In the United States, over 1 million abdominal surgeries are performed to repair all forms of ventral hernia. More than three-fourths of these cases are inguinal type of hernia . There is a male predominance for inguinal hernia with a 7:1 male to female ratio with more than half of the cases being indirect in in nature . Inguinal hernia has a predisposition to the left side of the inguinal area.
Females are more prone to incisional hernia compared to men . Congenital umbilical hernia often presents as ophalocele (herniated stump in navel) in the newborn. The incidence of omphalocele has currently risen with a prevalence rating of 1-2.5 cases per 5000 live births .
Older patients are prone to direct inguinal hernia due to the subsequent wall weakness. Premature infants born before 32 weeks of gestation have a 13% incidence of indirect hernia which are observable in the first month of life .
Bowel loops that protrude in the abdominal wall may be trapped and constricted causing a painful surgical emergency known as incarceration. Infants less than 6 months has twice the risk of incarcerated hernia than their older counterparts.
The pathophysiology of incisional hernia lies on the breakdown of the fascial closure of the abdominal surgical wound. The incidence of recurrence in incisional hernia is relatively high, ranging from 20-45%.
Umbilical hernia is a result of the failure of the umbilical ring to physiologically close. Children with congenital problems with collagen synthesis like Ehler-Danlos Syndrome and osteogenesis imperfecta have an increased risk for umbilical hernia.
Spigelian hernia occurs due to a defect in the spigelian fascia by the lateral edge of the rectus abdominis muscle (abdominal muscles).
Ventral hernia may appear at birth which should always be given attention to prevent incarceration of the herniated organ.
Abdominal hernia may be prevented if risks are identified early in the course of the disease. Patients identified with weakness in the abdominal wall should be restricted to strain or lift heavy objects.
Patient who had prior surgical hernia repair should apply proper wound care to prevent infections and wound dehiscence. A regular visit to the surgeon to monitor hernia progression can be very beneficial.
Ventral hernia is any abnormal protrusion in the abdominal wall caused by a weakened point in the muscles or tissues due to prior incisions or defect. Because of its frequent occurrence in the incisional site, it is also referred to as an incisional hernia.
Protrusion in the umbilical area is sometimes coined as an umbilical hernia, a type of ventral hernia that may not precede any abdominal surgery. Abdominal protrusions in the ventral (anterior abdomen) is oftentimes caused by an intestinal loop or any abdominal tissue that makes its way through the wall defect.

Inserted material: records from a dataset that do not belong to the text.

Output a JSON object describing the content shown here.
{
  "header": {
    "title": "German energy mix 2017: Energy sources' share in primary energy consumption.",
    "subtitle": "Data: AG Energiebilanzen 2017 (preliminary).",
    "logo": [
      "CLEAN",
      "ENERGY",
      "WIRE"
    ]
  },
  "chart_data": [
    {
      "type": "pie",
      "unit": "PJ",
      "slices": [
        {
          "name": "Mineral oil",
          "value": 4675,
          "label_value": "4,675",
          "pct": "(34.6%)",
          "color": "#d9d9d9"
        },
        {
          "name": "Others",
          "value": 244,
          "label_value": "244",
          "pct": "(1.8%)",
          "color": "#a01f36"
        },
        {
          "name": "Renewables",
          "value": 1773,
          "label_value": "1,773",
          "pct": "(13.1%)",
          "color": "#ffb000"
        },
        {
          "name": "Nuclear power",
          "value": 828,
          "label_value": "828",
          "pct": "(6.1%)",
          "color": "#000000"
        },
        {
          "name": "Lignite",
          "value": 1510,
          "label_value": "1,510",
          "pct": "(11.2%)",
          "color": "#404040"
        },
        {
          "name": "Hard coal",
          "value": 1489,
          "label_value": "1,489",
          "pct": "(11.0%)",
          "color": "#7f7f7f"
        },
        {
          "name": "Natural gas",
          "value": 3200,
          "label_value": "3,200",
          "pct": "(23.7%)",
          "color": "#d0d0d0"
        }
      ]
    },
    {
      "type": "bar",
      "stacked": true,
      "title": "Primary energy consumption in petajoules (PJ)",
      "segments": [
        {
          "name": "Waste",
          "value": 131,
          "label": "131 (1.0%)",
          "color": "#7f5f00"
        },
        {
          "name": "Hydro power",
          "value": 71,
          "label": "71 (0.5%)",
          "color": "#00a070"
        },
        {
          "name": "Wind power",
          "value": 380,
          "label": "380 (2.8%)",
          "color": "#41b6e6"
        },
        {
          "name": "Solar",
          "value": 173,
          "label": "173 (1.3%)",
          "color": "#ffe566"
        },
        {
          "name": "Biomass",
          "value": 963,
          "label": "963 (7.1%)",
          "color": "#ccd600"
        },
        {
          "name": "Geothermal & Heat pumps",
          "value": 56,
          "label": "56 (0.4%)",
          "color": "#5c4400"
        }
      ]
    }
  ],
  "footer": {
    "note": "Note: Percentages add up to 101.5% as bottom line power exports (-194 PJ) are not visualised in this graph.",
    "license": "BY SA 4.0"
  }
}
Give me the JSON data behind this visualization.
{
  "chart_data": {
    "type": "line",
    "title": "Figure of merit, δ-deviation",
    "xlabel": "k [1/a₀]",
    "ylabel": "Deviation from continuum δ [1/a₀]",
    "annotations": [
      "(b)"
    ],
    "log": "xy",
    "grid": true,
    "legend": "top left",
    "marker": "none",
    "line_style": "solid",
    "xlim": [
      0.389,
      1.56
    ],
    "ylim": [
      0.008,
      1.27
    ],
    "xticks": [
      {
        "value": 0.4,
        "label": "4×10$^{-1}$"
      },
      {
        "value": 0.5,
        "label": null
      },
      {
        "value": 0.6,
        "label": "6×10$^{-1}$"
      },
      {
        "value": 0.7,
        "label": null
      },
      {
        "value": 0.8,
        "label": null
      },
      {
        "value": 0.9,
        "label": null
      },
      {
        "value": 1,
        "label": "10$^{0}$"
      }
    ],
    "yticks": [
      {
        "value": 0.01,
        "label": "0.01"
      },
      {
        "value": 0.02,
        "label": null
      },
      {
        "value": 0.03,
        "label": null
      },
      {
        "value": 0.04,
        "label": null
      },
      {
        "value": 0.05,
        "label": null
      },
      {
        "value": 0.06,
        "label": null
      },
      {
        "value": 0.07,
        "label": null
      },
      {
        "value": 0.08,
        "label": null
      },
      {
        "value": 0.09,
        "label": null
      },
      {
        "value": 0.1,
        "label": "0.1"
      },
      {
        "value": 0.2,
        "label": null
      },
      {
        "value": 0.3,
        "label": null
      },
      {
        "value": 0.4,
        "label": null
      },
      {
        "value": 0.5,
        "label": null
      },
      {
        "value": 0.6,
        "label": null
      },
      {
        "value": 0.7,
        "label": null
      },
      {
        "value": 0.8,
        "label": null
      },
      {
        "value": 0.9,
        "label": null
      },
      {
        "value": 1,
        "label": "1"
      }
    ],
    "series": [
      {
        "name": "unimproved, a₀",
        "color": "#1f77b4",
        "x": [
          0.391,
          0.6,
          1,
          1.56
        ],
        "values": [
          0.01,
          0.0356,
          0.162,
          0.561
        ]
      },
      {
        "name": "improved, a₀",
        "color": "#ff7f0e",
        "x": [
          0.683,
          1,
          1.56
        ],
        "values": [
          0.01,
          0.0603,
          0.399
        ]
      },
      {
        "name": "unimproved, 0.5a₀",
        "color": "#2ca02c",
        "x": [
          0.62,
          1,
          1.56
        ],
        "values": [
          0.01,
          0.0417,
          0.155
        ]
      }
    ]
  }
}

Abdominal hernia with encroachment beneath rib cage at epigastrium is called epigastric hernia while hernia which develops within the colostomy or jejunostomy stoma is known as stomal hernia. Inguinal hernia are abnormal encroachment in the inguinal area or groin which occur more commonly in men.
Ventral hernia is a bulging of the belly wall caused by a weakened point in the muscles or tissues.
Patients with high risk of hernia should avoid all occasions of straining like lifting of heavy loads. Medical support devices like body truss and corsets may support the abdominal wall if there are abnormal masses that herniate in the ventral abdomen.